I've dream-jobbed my way through life, in fact.
Not that every job was easy—or even fun.
But on every new path, I've encountered someone phenomenal. Through every open door, I've discovered something impossible. And after every dive, I've bobbed, witchy and gleeful, back to the surface of the water.
Here are three milestones that made me the story-obsessed writer I am today:
#1: The Assignment
It was simple. I had to select a famous photographer and present the artist's work to my portfolio school class.
But my ADHD brain could never settle for just doing the assignment. And so, fueled by vending machine snacks and 19-year-old bravado, I wrangled an in-person interview with the fashion master himself: Patrick Demarchelier.
I remember that he smelled of cigarettes. His French accent sent butterflies into the hollows of my rib cage.

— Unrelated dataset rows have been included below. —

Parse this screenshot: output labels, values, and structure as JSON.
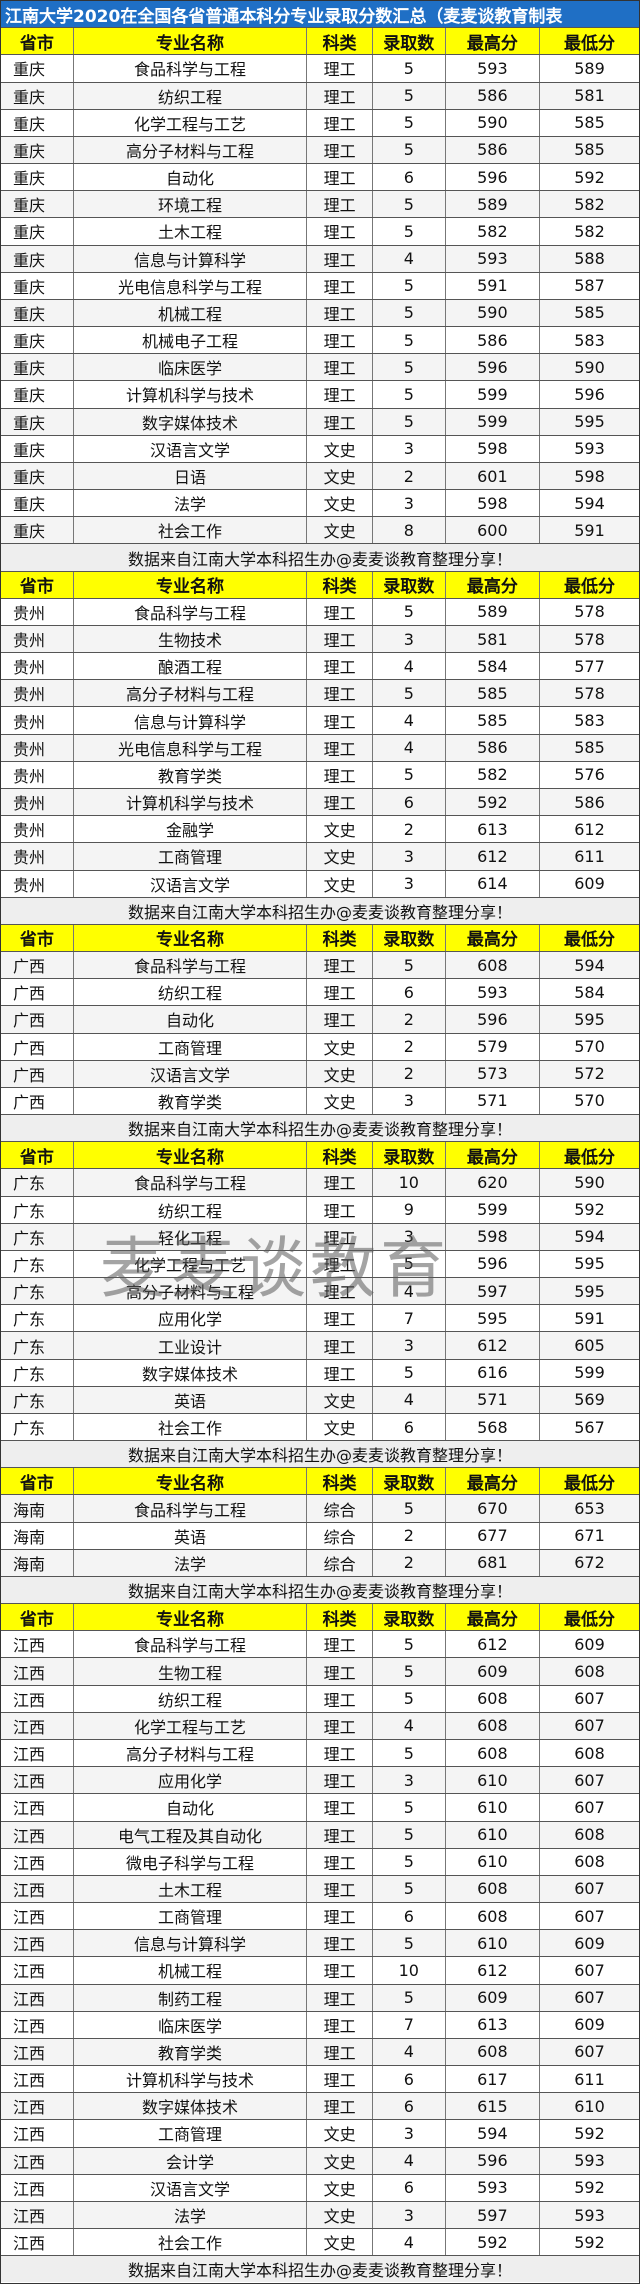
{
  "title": "江南大学2020在全国各省普通本科分专业录取分数汇总（麦麦谈教育制表",
  "header": [
    "省市",
    "专业名称",
    "科类",
    "录取数",
    "最高分",
    "最低分"
  ],
  "footer": "数据来自江南大学本科招生办@麦麦谈教育整理分享！",
  "watermark": "麦麦谈教育",
  "sections": [
    {
      "rows": [
        [
          "重庆",
          "食品科学与工程",
          "理工",
          5,
          593,
          589
        ],
        [
          "重庆",
          "纺织工程",
          "理工",
          5,
          586,
          581
        ],
        [
          "重庆",
          "化学工程与工艺",
          "理工",
          5,
          590,
          585
        ],
        [
          "重庆",
          "高分子材料与工程",
          "理工",
          5,
          586,
          585
        ],
        [
          "重庆",
          "自动化",
          "理工",
          6,
          596,
          592
        ],
        [
          "重庆",
          "环境工程",
          "理工",
          5,
          589,
          582
        ],
        [
          "重庆",
          "土木工程",
          "理工",
          5,
          582,
          582
        ],
        [
          "重庆",
          "信息与计算科学",
          "理工",
          4,
          593,
          588
        ],
        [
          "重庆",
          "光电信息科学与工程",
          "理工",
          5,
          591,
          587
        ],
        [
          "重庆",
          "机械工程",
          "理工",
          5,
          590,
          585
        ],
        [
          "重庆",
          "机械电子工程",
          "理工",
          5,
          586,
          583
        ],
        [
          "重庆",
          "临床医学",
          "理工",
          5,
          596,
          590
        ],
        [
          "重庆",
          "计算机科学与技术",
          "理工",
          5,
          599,
          596
        ],
        [
          "重庆",
          "数字媒体技术",
          "理工",
          5,
          599,
          595
        ],
        [
          "重庆",
          "汉语言文学",
          "文史",
          3,
          598,
          593
        ],
        [
          "重庆",
          "日语",
          "文史",
          2,
          601,
          598
        ],
        [
          "重庆",
          "法学",
          "文史",
          3,
          598,
          594
        ],
        [
          "重庆",
          "社会工作",
          "文史",
          8,
          600,
          591
        ]
      ]
    },
    {
      "rows": [
        [
          "贵州",
          "食品科学与工程",
          "理工",
          5,
          589,
          578
        ],
        [
          "贵州",
          "生物技术",
          "理工",
          3,
          581,
          578
        ],
        [
          "贵州",
          "酿酒工程",
          "理工",
          4,
          584,
          577
        ],
        [
          "贵州",
          "高分子材料与工程",
          "理工",
          5,
          585,
          578
        ],
        [
          "贵州",
          "信息与计算科学",
          "理工",
          4,
          585,
          583
        ],
        [
          "贵州",
          "光电信息科学与工程",
          "理工",
          4,
          586,
          585
        ],
        [
          "贵州",
          "教育学类",
          "理工",
          5,
          582,
          576
        ],
        [
          "贵州",
          "计算机科学与技术",
          "理工",
          6,
          592,
          586
        ],
        [
          "贵州",
          "金融学",
          "文史",
          2,
          613,
          612
        ],
        [
          "贵州",
          "工商管理",
          "文史",
          3,
          612,
          611
        ],
        [
          "贵州",
          "汉语言文学",
          "文史",
          3,
          614,
          609
        ]
      ]
    },
    {
      "rows": [
        [
          "广西",
          "食品科学与工程",
          "理工",
          5,
          608,
          594
        ],
        [
          "广西",
          "纺织工程",
          "理工",
          6,
          593,
          584
        ],
        [
          "广西",
          "自动化",
          "理工",
          2,
          596,
          595
        ],
        [
          "广西",
          "工商管理",
          "文史",
          2,
          579,
          570
        ],
        [
          "广西",
          "汉语言文学",
          "文史",
          2,
          573,
          572
        ],
        [
          "广西",
          "教育学类",
          "文史",
          3,
          571,
          570
        ]
      ]
    },
    {
      "rows": [
        [
          "广东",
          "食品科学与工程",
          "理工",
          10,
          620,
          590
        ],
        [
          "广东",
          "纺织工程",
          "理工",
          9,
          599,
          592
        ],
        [
          "广东",
          "轻化工程",
          "理工",
          3,
          598,
          594
        ],
        [
          "广东",
          "化学工程与工艺",
          "理工",
          5,
          596,
          595
        ],
        [
          "广东",
          "高分子材料与工程",
          "理工",
          4,
          597,
          595
        ],
        [
          "广东",
          "应用化学",
          "理工",
          7,
          595,
          591
        ],
        [
          "广东",
          "工业设计",
          "理工",
          3,
          612,
          605
        ],
        [
          "广东",
          "数字媒体技术",
          "理工",
          5,
          616,
          599
        ],
        [
          "广东",
          "英语",
          "文史",
          4,
          571,
          569
        ],
        [
          "广东",
          "社会工作",
          "文史",
          6,
          568,
          567
        ]
      ]
    },
    {
      "rows": [
        [
          "海南",
          "食品科学与工程",
          "综合",
          5,
          670,
          653
        ],
        [
          "海南",
          "英语",
          "综合",
          2,
          677,
          671
        ],
        [
          "海南",
          "法学",
          "综合",
          2,
          681,
          672
        ]
      ]
    },
    {
      "rows": [
        [
          "江西",
          "食品科学与工程",
          "理工",
          5,
          612,
          609
        ],
        [
          "江西",
          "生物工程",
          "理工",
          5,
          609,
          608
        ],
        [
          "江西",
          "纺织工程",
          "理工",
          5,
          608,
          607
        ],
        [
          "江西",
          "化学工程与工艺",
          "理工",
          4,
          608,
          607
        ],
        [
          "江西",
          "高分子材料与工程",
          "理工",
          5,
          608,
          608
        ],
        [
          "江西",
          "应用化学",
          "理工",
          3,
          610,
          607
        ],
        [
          "江西",
          "自动化",
          "理工",
          5,
          610,
          607
        ],
        [
          "江西",
          "电气工程及其自动化",
          "理工",
          5,
          610,
          608
        ],
        [
          "江西",
          "微电子科学与工程",
          "理工",
          5,
          610,
          608
        ],
        [
          "江西",
          "土木工程",
          "理工",
          5,
          608,
          607
        ],
        [
          "江西",
          "工商管理",
          "理工",
          6,
          608,
          607
        ],
        [
          "江西",
          "信息与计算科学",
          "理工",
          5,
          610,
          609
        ],
        [
          "江西",
          "机械工程",
          "理工",
          10,
          612,
          607
        ],
        [
          "江西",
          "制药工程",
          "理工",
          5,
          609,
          607
        ],
        [
          "江西",
          "临床医学",
          "理工",
          7,
          613,
          609
        ],
        [
          "江西",
          "教育学类",
          "理工",
          4,
          608,
          607
        ],
        [
          "江西",
          "计算机科学与技术",
          "理工",
          6,
          617,
          611
        ],
        [
          "江西",
          "数字媒体技术",
          "理工",
          6,
          615,
          610
        ],
        [
          "江西",
          "工商管理",
          "文史",
          3,
          594,
          592
        ],
        [
          "江西",
          "会计学",
          "文史",
          4,
          596,
          593
        ],
        [
          "江西",
          "汉语言文学",
          "文史",
          6,
          593,
          592
        ],
        [
          "江西",
          "法学",
          "文史",
          3,
          597,
          593
        ],
        [
          "江西",
          "社会工作",
          "文史",
          4,
          592,
          592
        ]
      ]
    }
  ]
}
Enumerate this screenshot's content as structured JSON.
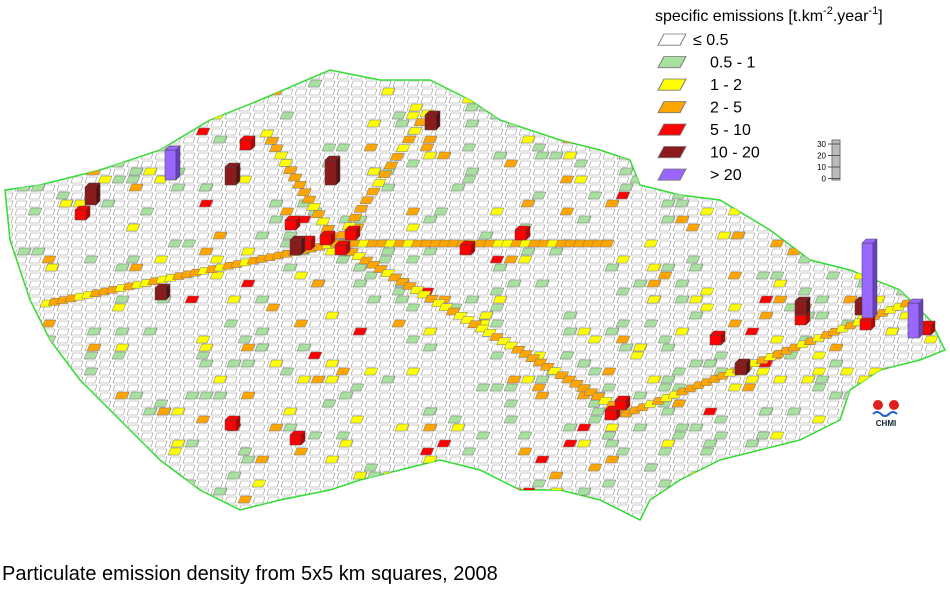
{
  "legend": {
    "title_parts": [
      "specific emissions [t.km",
      "-2",
      ".year",
      "-1",
      "]"
    ],
    "items": [
      "≤ 0.5",
      "0.5 - 1",
      "1 - 2",
      "2 - 5",
      "5 - 10",
      "10 - 20",
      "> 20"
    ]
  },
  "scale": {
    "ticks": [
      "30",
      "20",
      "10",
      "0"
    ]
  },
  "logo": "CHMI",
  "caption": "Particulate emission density from 5x5 km squares, 2008"
}
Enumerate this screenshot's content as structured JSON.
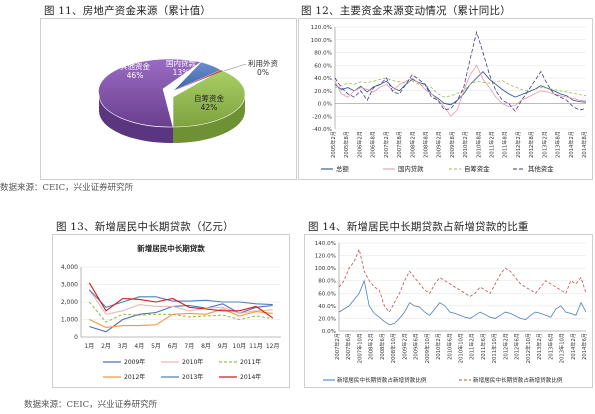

And when I asked why he occasionally appeared, wrapped like a mummy, in his own fashion photographs, he said, "Because sometimes the clothes are boring."
#2: The Secret
I never meant to photograph weddings, but there I was, with my medium format film camera trying to paparazzi my way through ring bearer meltdowns and zipper malfunctions.
At one particularly formal affair, the bride's mom poured champagne into old prescription bottles so her daughter's wedding party could share a pre-ceremony toast in the teetotaling church.
One month after the wedding, that mischievous mama died. She'd had cancer—and hadn't told a soul. The photographs I made of her were the last ever taken: surrounded by family and friends, sneaking sips of champagne with her daughter, and dancing with all the joy her fading bones could muster.
#3: The Letter
In the medieval days of marriage inequality, I blogged an open letter in defense of a queer couple whose wedding photograph had been rejected by a magazine.
It went terribly, wonderfully, astoundingly viral.
And the magazine apologized. And they published the photograph.
That was when I knew: my words could have power. Could change lives. Would change my life.